RIDE THE CORTISOL! Training for Warriors Portland
Every morning, humans across the globe feel a similar phenomenon. When the dawn comes, each human is spurred to action by their own biological clock. Some individuals possess a rhythm that keeps them asleep for a few hours later (night owls), while others greet the morning with an unsettling amount of joy (morning larks). Regardless of personal tendencies, the common denominator is cortisol.
Cortisol is a “stress” hormone associated with the sympathetic nervous system.
It governs the doings of things. If this were 50,000 years ago, cortisol is what gets you out of the cave to do your urgently important hunting and gathering.
While our generation doesn’t need to urgently leave the home and kill our own food, our body is still generating cortisol in the same diurnal tradition of using all the daylight for what it is worth. The result is a rising intensity about the tasks of the day, regardless of how mundane our labors may be.
An example from my own life from the not-too-distant past starts out simple.
My eyes glide open while I lie awake in bed. At first, I’m very sleepy, and then I’m awake. I’m still in bed, because I don’t HAVE to be “up” for another hour. As I lie in bed, I get to thinking about everything that I must do that day. Nothing dramatic, I had only a few work and social tasks floating around in my head. These thoughts become louder and louder, eventually giving me the impression that not only are the deadlines for all of my tasks NOW, but they are now equally important! Confronted with these intense ideas, I don’t know where to begin, and anxiety builds…
The polar opposite of that day is the very next day.
Same workload... only when I wake up, I simply leap out of bed and put on my socks and shoes. I make breakfast, drink water, and get ready to face the world. I haven’t thought for one second about the tasks in front of me, but I am already confident.

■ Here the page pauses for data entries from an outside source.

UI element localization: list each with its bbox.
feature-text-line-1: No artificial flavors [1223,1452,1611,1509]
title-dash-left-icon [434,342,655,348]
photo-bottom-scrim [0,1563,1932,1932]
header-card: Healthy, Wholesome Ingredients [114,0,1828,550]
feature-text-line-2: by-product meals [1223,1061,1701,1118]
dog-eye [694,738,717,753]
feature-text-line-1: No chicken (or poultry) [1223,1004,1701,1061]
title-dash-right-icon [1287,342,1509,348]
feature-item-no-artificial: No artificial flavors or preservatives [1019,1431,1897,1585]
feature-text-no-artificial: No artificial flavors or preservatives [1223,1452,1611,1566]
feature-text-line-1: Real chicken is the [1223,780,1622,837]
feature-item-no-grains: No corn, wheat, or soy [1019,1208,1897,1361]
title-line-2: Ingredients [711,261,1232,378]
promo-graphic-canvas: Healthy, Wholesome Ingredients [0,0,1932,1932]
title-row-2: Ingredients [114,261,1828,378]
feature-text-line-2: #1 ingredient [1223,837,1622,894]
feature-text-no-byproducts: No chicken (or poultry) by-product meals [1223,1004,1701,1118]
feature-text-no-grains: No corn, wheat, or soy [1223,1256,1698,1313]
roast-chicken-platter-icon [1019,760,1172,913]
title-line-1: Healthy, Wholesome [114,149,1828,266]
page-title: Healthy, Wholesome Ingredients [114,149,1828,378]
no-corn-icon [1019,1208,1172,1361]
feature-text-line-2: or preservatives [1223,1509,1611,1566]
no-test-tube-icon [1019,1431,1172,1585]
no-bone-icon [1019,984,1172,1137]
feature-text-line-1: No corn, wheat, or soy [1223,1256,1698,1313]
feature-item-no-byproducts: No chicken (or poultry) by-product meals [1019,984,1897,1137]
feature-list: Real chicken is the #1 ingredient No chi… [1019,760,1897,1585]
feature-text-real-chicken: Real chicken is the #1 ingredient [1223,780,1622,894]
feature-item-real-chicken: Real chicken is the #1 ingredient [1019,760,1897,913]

The key with handling cortisol...
...which is only rising in response to your environment (daylight, workload, physical/emotional stress) is to not think too much. The energy is there for you to literally work with, so USE it!
Get your feet moving, and you should drift towards the tasks which are intuitively more important. If you’re not doing that, then make a list; prioritize them by urgency and importance. Start from the top and work your way down.
I have heard that Buddhist Monks are told to not lie in bed. They can only be in bed if they are sleeping, and that once they awaken, they must get up and get going. Even if this isn’t the case when it comes to the Monks in Siem Riep, this philosophy has done me nothing but good.